If nothing else the players love the new style. It's less attritional, more exciting, less robotic, more skill based, less micro managed. It's harder to defend too as we saw.
Argentina stopped the wide attack which left space up the middle for the forwards to make plenty of yardage. Lowes boot also used to good effect with his ability to kick long which imo is underrated.
Credit to Mike Catt who looks as though he's been given the green light by Farrell. Also POC has made an obvious difference since he came in. Easterby seemed a step down from Plumtree and POC feels a step up from Easterby. It was a good move by Farrell. Also the sports psychologist Gary Keegan is highly rated. The start of the second half against NZ was very encouraging after being behind at half time.
Having young starters and old heads coming off the bench was a success. It's what they could eventually do with Sexton to prolong his career.
Negatives for me was the lack of rotation and the failure to translate our dominance to the scoreboard against NZ.
There were a few late call ups yesterday which gave more opportunity to players but there should have been more. The scoreline confirms this. There was no need to play the same players again especially since they play together all year round.
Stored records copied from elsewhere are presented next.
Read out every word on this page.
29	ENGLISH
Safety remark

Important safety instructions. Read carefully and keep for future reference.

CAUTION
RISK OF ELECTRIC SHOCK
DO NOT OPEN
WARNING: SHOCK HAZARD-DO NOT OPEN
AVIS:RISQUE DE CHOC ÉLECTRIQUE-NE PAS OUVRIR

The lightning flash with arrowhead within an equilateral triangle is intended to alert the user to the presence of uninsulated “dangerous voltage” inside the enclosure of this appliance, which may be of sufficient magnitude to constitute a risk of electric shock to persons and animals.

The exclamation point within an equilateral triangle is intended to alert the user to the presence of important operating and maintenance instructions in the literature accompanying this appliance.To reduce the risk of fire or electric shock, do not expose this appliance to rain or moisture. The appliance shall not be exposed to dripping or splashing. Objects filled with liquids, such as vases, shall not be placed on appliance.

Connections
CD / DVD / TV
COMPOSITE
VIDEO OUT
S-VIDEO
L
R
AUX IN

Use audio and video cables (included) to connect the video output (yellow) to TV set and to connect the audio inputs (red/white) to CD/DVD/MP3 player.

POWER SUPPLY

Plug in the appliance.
They looked cohesive in game 1. You can always perfect things but I think a chance was missed.
The Ireland camp are trying to dampen the hype and no harm in that. It's not that France proved NZ were tired. I'd say making 235 tackled against ireland did that. But against Ireland they were a forward pass and a tackle away from possibly winning despite ireland dominating. So there's still some improvements there. The offloads against Japan were 18, against NZ it was 2. That indicates to me ireland tightened up a bit although I accept that they would get less opportunity to offload against the NZ defence.
A major leap forward overall. Hopefully we get some A matches this season to boost player development. The tour of NZ will be great for the players.
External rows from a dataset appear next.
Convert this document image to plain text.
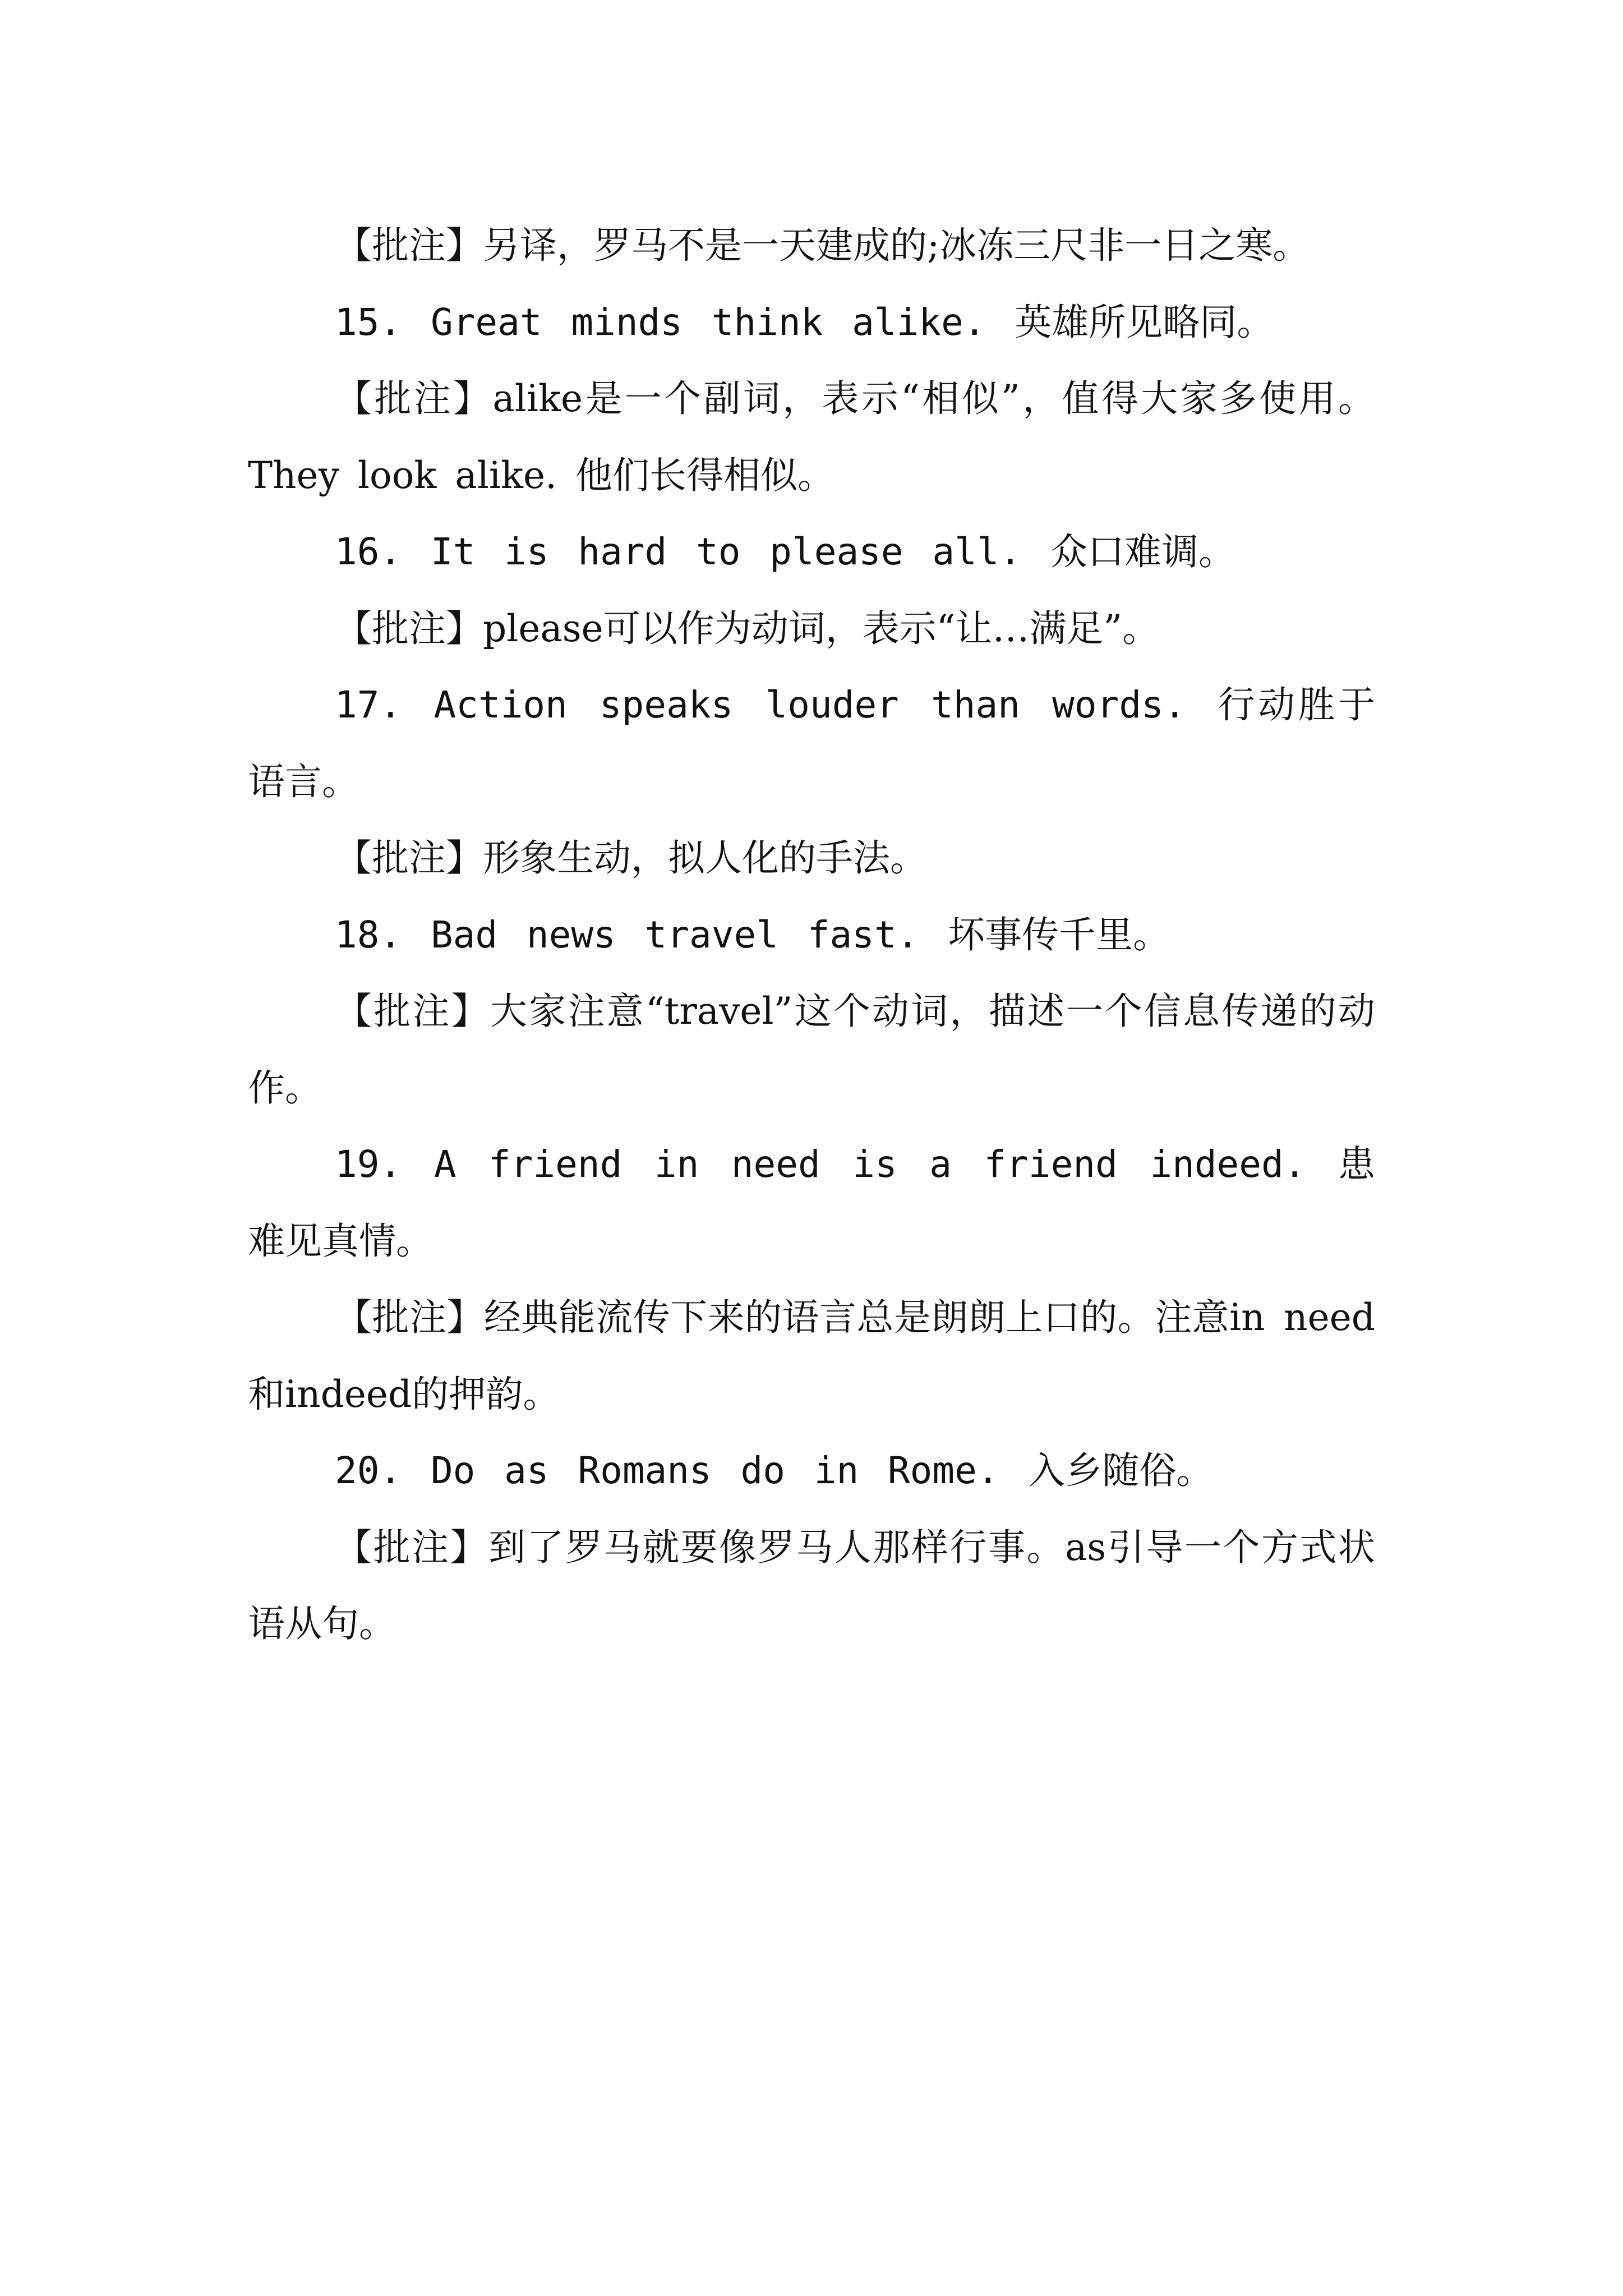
【批注】另译，罗马不是一天建成的;冰冻三尺非一日之寒。

15. Great minds think alike. 英雄所见略同。

【批注】alike是一个副词，表示“相似”，值得大家多使用。They look alike. 他们长得相似。

16. It is hard to please all. 众口难调。

【批注】please可以作为动词，表示“让…满足”。

17. Action speaks louder than words. 行动胜于语言。

【批注】形象生动，拟人化的手法。

18. Bad news travel fast. 坏事传千里。

【批注】大家注意“travel”这个动词，描述一个信息传递的动作。

19. A friend in need is a friend indeed. 患难见真情。

【批注】经典能流传下来的语言总是朗朗上口的。注意in need和indeed的押韵。

20. Do as Romans do in Rome. 入乡随俗。

【批注】到了罗马就要像罗马人那样行事。as引导一个方式状语从句。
Against Argentina, the Irish forward rectified this.
You'd wonder was a conscious decision made to use Argentina as a training session in that regard.
What was most disappointing prior to the AIs and Summer was our back play.
Catt had improved the back play of the Italians and it seemed that he just wasn't bringing that to the Irish back play. That now seems to be changing.
Seeing Pom smiling (bet nobody ever expected to see that) suggests that something big has happened or changed to the mental state of the extended Irish squad.
Word of warning, one good AI series doesn't a RWC win or tbf even a GS.